The interagency FAQ also stated that the agencies will not establish benchmark targets or ranges of allowance levels upon the adoption of CECL or for allowance levels going forward, and that the agencies do not require institutions to reconstruct data from earlier periods, that are not reasonably available, in order to implement CECL. This will hopefully abate some concerns that the implementation of the new CECL standard will be a highly complex process.

Under CECL, the qualitative factors identified in the December 2006 Interagency Policy Statement on the Allowance for Loan and Lease Losses remain appropriate considerations. Historical loss information will be a good starting point; however, an institution should incorporate, as necessary, its expectations of current conditions and reasonable and supportable forecasts not already incorporated in the historical loss information over the contractual term of the asset.

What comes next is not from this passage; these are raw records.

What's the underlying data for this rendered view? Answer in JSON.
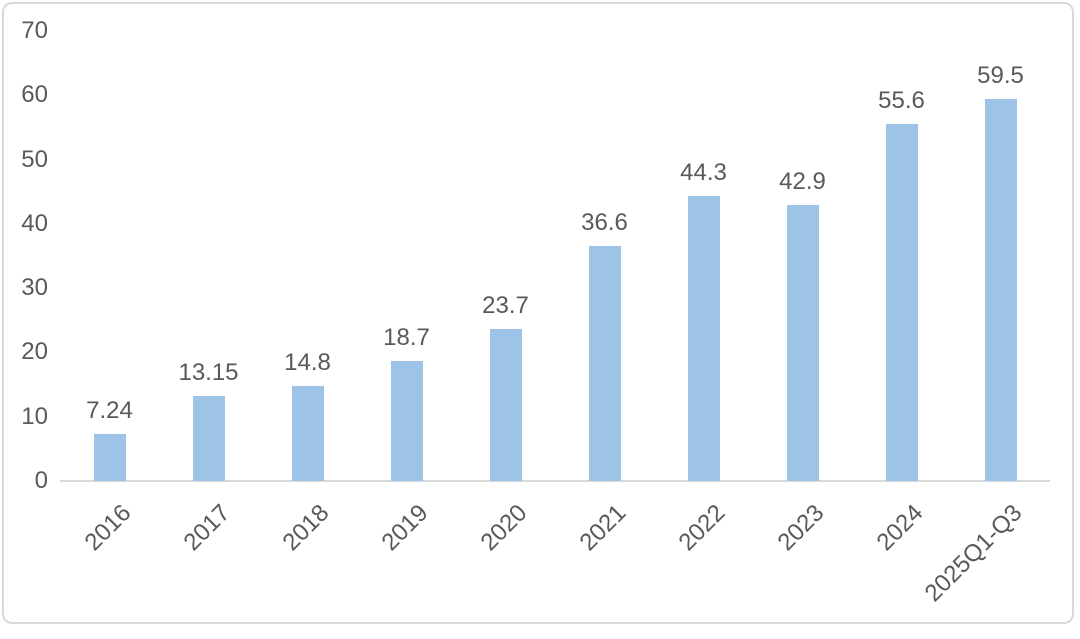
{
  "chart_data": {
    "type": "bar",
    "title": "",
    "xlabel": "",
    "ylabel": "",
    "categories": [
      "2016",
      "2017",
      "2018",
      "2019",
      "2020",
      "2021",
      "2022",
      "2023",
      "2024",
      "2025Q1-Q3"
    ],
    "values": [
      7.24,
      13.15,
      14.8,
      18.7,
      23.7,
      36.6,
      44.3,
      42.9,
      55.6,
      59.5
    ],
    "data_labels": [
      "7.24",
      "13.15",
      "14.8",
      "18.7",
      "23.7",
      "36.6",
      "44.3",
      "42.9",
      "55.6",
      "59.5"
    ],
    "ylim": [
      0,
      70
    ],
    "yticks": [
      "0",
      "10",
      "20",
      "30",
      "40",
      "50",
      "60",
      "70"
    ],
    "grid": false,
    "legend_position": "none",
    "bar_color": "#9dc3e6",
    "axis_color": "#d9d9d9",
    "text_color": "#595959"
  }
}
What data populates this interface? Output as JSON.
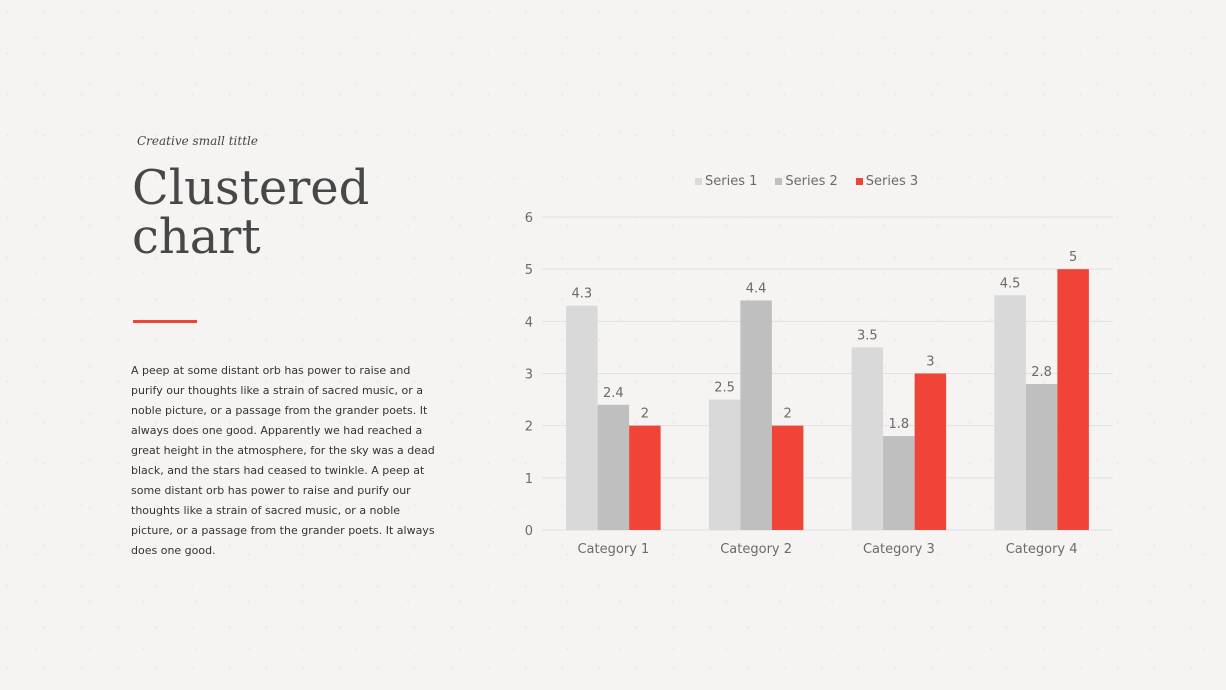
{
  "slide": {
    "small_title": "Creative small tittle",
    "title": "Clustered chart",
    "body": "A peep at some distant orb has power to raise and purify our thoughts like a strain of sacred music, or a noble picture, or a passage from the grander poets. It always does one good. Apparently we had reached a great height in the atmosphere, for the sky was a dead black, and the stars had ceased to twinkle. A peep at some distant orb has power to raise and purify our thoughts like a strain of sacred music, or a noble picture, or a passage from the grander poets. It always does one good.",
    "accent_color": "#f04438"
  },
  "chart_data": {
    "type": "bar",
    "categories": [
      "Category 1",
      "Category 2",
      "Category 3",
      "Category 4"
    ],
    "series": [
      {
        "name": "Series 1",
        "values": [
          4.3,
          2.5,
          3.5,
          4.5
        ],
        "color": "#d9d9d9"
      },
      {
        "name": "Series 2",
        "values": [
          2.4,
          4.4,
          1.8,
          2.8
        ],
        "color": "#bfbfbf"
      },
      {
        "name": "Series 3",
        "values": [
          2,
          2,
          3,
          5
        ],
        "color": "#f04438"
      }
    ],
    "ylim": [
      0,
      6
    ],
    "yticks": [
      0,
      1,
      2,
      3,
      4,
      5,
      6
    ],
    "grid": true,
    "legend": "top",
    "data_labels": true
  }
}
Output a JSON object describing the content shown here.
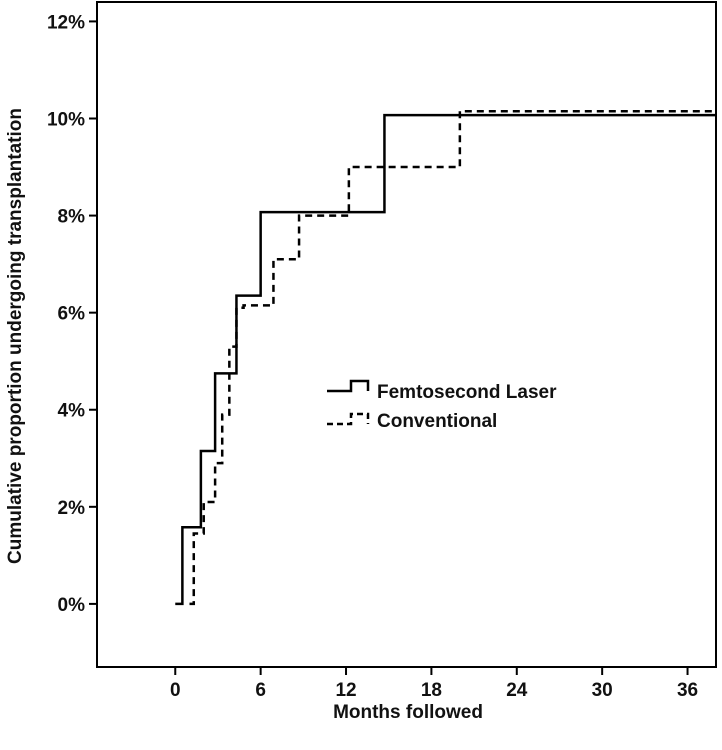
{
  "chart_data": {
    "type": "line",
    "step": true,
    "title": "",
    "xlabel": "Months followed",
    "ylabel": "Cumulative proportion undergoing transplantation",
    "xlim": [
      -5.5,
      38
    ],
    "ylim": [
      -1.3,
      12.4
    ],
    "xticks": [
      0,
      6,
      12,
      18,
      24,
      30,
      36
    ],
    "xtick_labels": [
      "0",
      "6",
      "12",
      "18",
      "24",
      "30",
      "36"
    ],
    "yticks": [
      0,
      2,
      4,
      6,
      8,
      10,
      12
    ],
    "ytick_labels": [
      "0%",
      "2%",
      "4%",
      "6%",
      "8%",
      "10%",
      "12%"
    ],
    "grid": false,
    "legend_position": "center-right",
    "series": [
      {
        "name": "Femtosecond Laser",
        "style": "solid",
        "color": "#000000",
        "x": [
          0,
          0.5,
          1.8,
          2.8,
          4.3,
          6.0,
          14.7,
          38
        ],
        "y": [
          0,
          1.58,
          3.15,
          4.75,
          6.35,
          8.07,
          10.07,
          10.07
        ]
      },
      {
        "name": "Conventional",
        "style": "dashed",
        "color": "#000000",
        "x": [
          1.0,
          1.3,
          2.0,
          2.8,
          3.3,
          3.8,
          4.3,
          4.8,
          6.9,
          8.7,
          11.2,
          12.2,
          20.0,
          38
        ],
        "y": [
          0,
          1.45,
          2.1,
          2.9,
          3.9,
          5.3,
          6.1,
          6.15,
          7.1,
          8.0,
          8.0,
          9.0,
          10.15,
          10.15
        ]
      }
    ]
  }
}
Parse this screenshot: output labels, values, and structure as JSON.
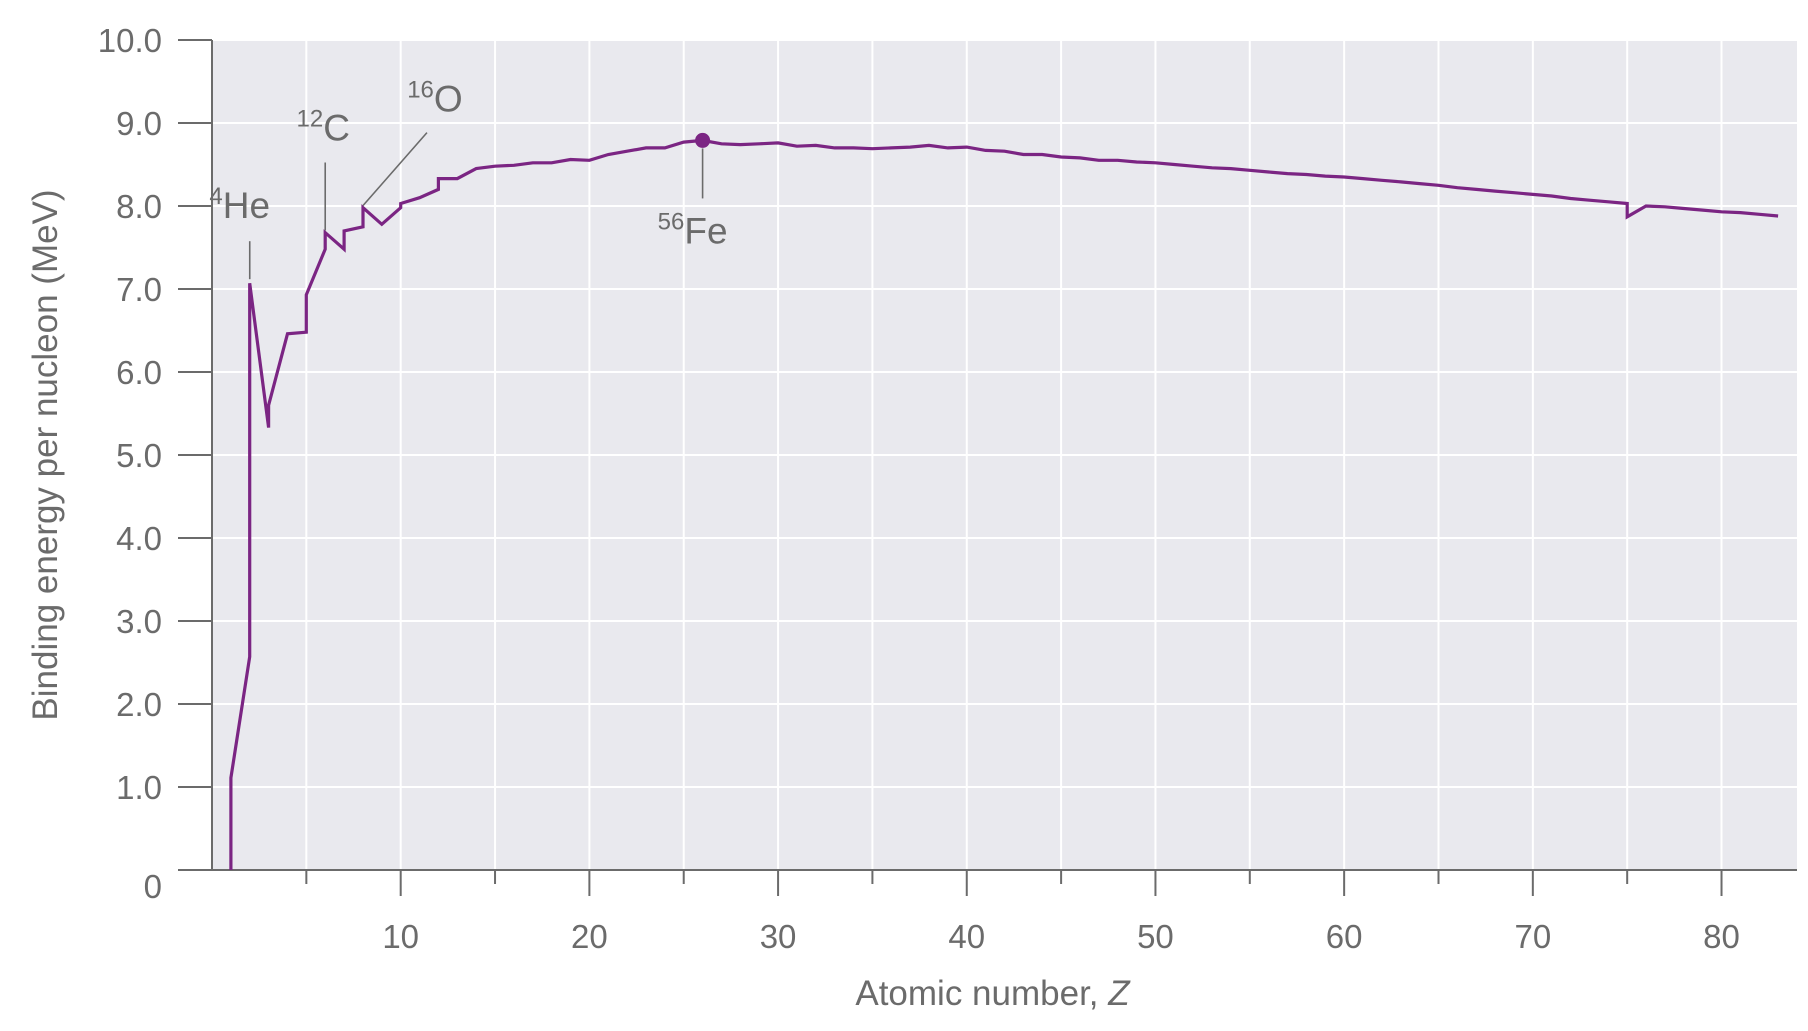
{
  "chart_data": {
    "type": "line",
    "xlabel": "Atomic number, ",
    "xlabel_var": "Z",
    "ylabel": "Binding energy per nucleon (MeV)",
    "xlim": [
      0,
      84
    ],
    "ylim": [
      0,
      10
    ],
    "x_ticks": [
      10,
      20,
      30,
      40,
      50,
      60,
      70,
      80
    ],
    "x_tick_labels": [
      "10",
      "20",
      "30",
      "40",
      "50",
      "60",
      "70",
      "80"
    ],
    "y_ticks": [
      0,
      1,
      2,
      3,
      4,
      5,
      6,
      7,
      8,
      9,
      10
    ],
    "y_tick_labels": [
      "0",
      "1.0",
      "2.0",
      "3.0",
      "4.0",
      "5.0",
      "6.0",
      "7.0",
      "8.0",
      "9.0",
      "10.0"
    ],
    "grid": true,
    "colors": {
      "line": "#7b2583",
      "plot_bg": "#e9e9ee",
      "grid": "#ffffff",
      "axis": "#6b6b6b",
      "text": "#6b6b6b"
    },
    "series": [
      {
        "x": [
          1,
          1,
          2,
          2,
          3,
          3,
          4,
          5,
          5,
          6,
          6,
          7,
          7,
          8,
          8,
          9,
          10,
          10,
          11,
          12,
          12,
          13,
          14,
          15,
          16,
          17,
          18,
          19,
          20,
          21,
          22,
          23,
          24,
          25,
          26,
          27,
          28,
          29,
          30,
          31,
          32,
          33,
          34,
          35,
          36,
          37,
          38,
          39,
          40,
          41,
          42,
          43,
          44,
          45,
          46,
          47,
          48,
          49,
          50,
          51,
          52,
          53,
          54,
          55,
          56,
          57,
          58,
          59,
          60,
          61,
          62,
          63,
          64,
          65,
          66,
          67,
          68,
          69,
          70,
          71,
          72,
          73,
          74,
          75,
          75,
          76,
          77,
          78,
          79,
          80,
          81,
          82,
          83
        ],
        "y": [
          0,
          1.11,
          2.57,
          7.07,
          5.33,
          5.6,
          6.46,
          6.48,
          6.93,
          7.48,
          7.68,
          7.48,
          7.7,
          7.75,
          7.98,
          7.78,
          7.98,
          8.03,
          8.1,
          8.2,
          8.33,
          8.33,
          8.45,
          8.48,
          8.49,
          8.52,
          8.52,
          8.56,
          8.55,
          8.62,
          8.66,
          8.7,
          8.7,
          8.77,
          8.79,
          8.75,
          8.74,
          8.75,
          8.76,
          8.72,
          8.73,
          8.7,
          8.7,
          8.69,
          8.7,
          8.71,
          8.73,
          8.7,
          8.71,
          8.67,
          8.66,
          8.62,
          8.62,
          8.59,
          8.58,
          8.55,
          8.55,
          8.53,
          8.52,
          8.5,
          8.48,
          8.46,
          8.45,
          8.43,
          8.41,
          8.39,
          8.38,
          8.36,
          8.35,
          8.33,
          8.31,
          8.29,
          8.27,
          8.25,
          8.22,
          8.2,
          8.18,
          8.16,
          8.14,
          8.12,
          8.09,
          8.07,
          8.05,
          8.03,
          7.87,
          8.0,
          7.99,
          7.97,
          7.95,
          7.93,
          7.92,
          7.9,
          7.88
        ]
      }
    ],
    "highlight_point": {
      "x": 26,
      "y": 8.79
    },
    "annotations": [
      {
        "mass": "4",
        "symbol": "He",
        "x": 2,
        "y": 7.07
      },
      {
        "mass": "12",
        "symbol": "C",
        "x": 6,
        "y": 7.68
      },
      {
        "mass": "16",
        "symbol": "O",
        "x": 8,
        "y": 7.98
      },
      {
        "mass": "56",
        "symbol": "Fe",
        "x": 26,
        "y": 8.79
      }
    ]
  }
}
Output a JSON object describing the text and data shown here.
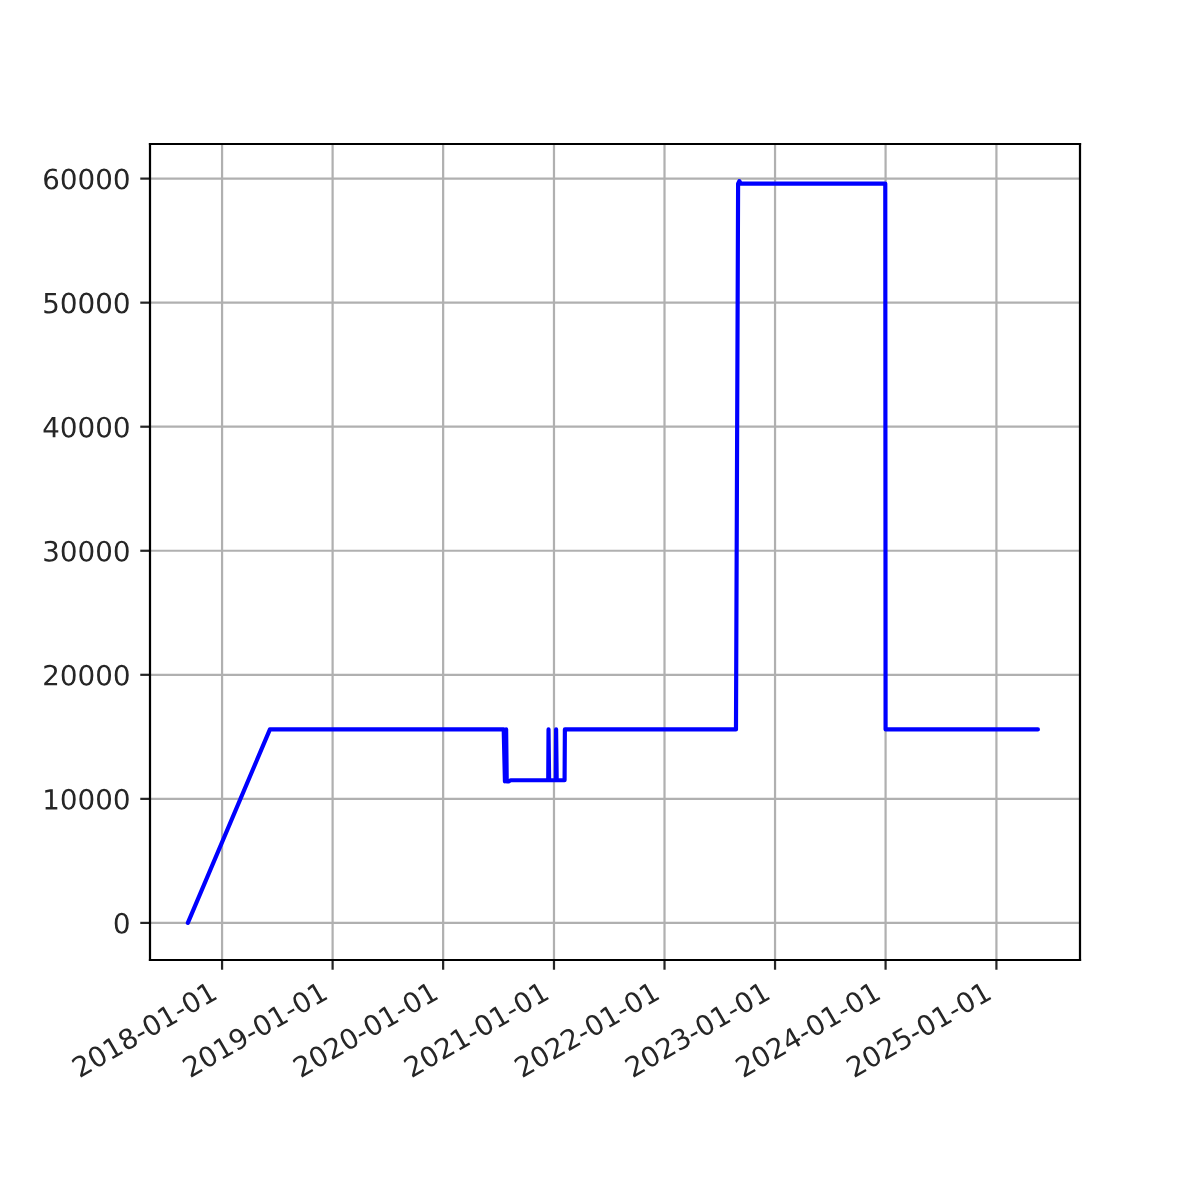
{
  "chart_data": {
    "type": "line",
    "x": [
      "2017-09-10",
      "2018-06-08",
      "2020-07-19",
      "2020-07-23",
      "2020-07-27",
      "2020-07-29",
      "2020-08-04",
      "2020-08-11",
      "2020-09-01",
      "2020-09-03",
      "2020-12-13",
      "2020-12-14",
      "2020-12-16",
      "2020-12-20",
      "2020-12-21",
      "2021-01-07",
      "2021-01-08",
      "2021-01-10",
      "2021-01-14",
      "2021-01-15",
      "2021-02-05",
      "2021-02-06",
      "2022-08-25",
      "2022-09-01",
      "2022-09-05",
      "2022-09-10",
      "2023-12-31",
      "2024-01-01",
      "2025-05-18"
    ],
    "series": [
      {
        "color": "#0000ff",
        "values": [
          0,
          15600,
          15600,
          11400,
          15600,
          11400,
          11400,
          11500,
          11500,
          11500,
          11500,
          15600,
          11500,
          11500,
          11500,
          11500,
          15600,
          11500,
          11500,
          11500,
          11500,
          15600,
          15600,
          59600,
          59800,
          59600,
          59600,
          15600,
          15600
        ]
      }
    ],
    "xlim": [
      "2017-05-08",
      "2025-10-04"
    ],
    "xticks": [
      "2018-01-01",
      "2019-01-01",
      "2020-01-01",
      "2021-01-01",
      "2022-01-01",
      "2023-01-01",
      "2024-01-01",
      "2025-01-01"
    ],
    "ylim": [
      -2990,
      62790
    ],
    "yticks": [
      0,
      10000,
      20000,
      30000,
      40000,
      50000,
      60000
    ],
    "grid": true,
    "marker": "none",
    "line_style": "solid"
  }
}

On another note, the FASB Transition Resource Group (TRG) issued tentative decisions during its September 2017 meeting on certain implementation issues relating to the identification and measurement of reasonably expected troubled debt restructuring (TDR) loans under the new credit loss model. There was lack of clarity on the accounting for TDRs under the new ASU as to whether entities should be forecasting all types of reasonably expected future TDRs on a portfolio basis, and including their effect in the calculation of expected credit losses. The TRG clarified in its September 2017 memo that entities should only reflect the effects of a TDR in the allowance for credit losses when a loan is individually identified as a reasonably expected TDR, rather than considering all types of reasonably expected future TDRs on a portfolio basis. The TRG also clarified that an entity must use a discounted cash flow (DCF) method if the TDR involves a concession that can be captured using only a DCF method or reconcilable method, rather than allowing preparers to use various methodologies. These tentative decisions should be a welcome clarification for most financial institutions.

I encourage management to read the interagency FAQ and recent TRG tentative decisions, as these discuss other matters relevant to different entities’ specific circumstances. It is also important for banks to start the process in spite of the current hiatus state. Has management read and educated themselves with the new CECL standard along with the board of directors and other departments that should be involved? Has management determined the applicable effective date of the standard based on the PBE criteria discussed above? Has management outlined the implementation project, including the level of data needed to be collected and maintained to estimate lifetime credit losses under the new standard? Organizations cannot afford to wait to answer these questions – the time to address them is now.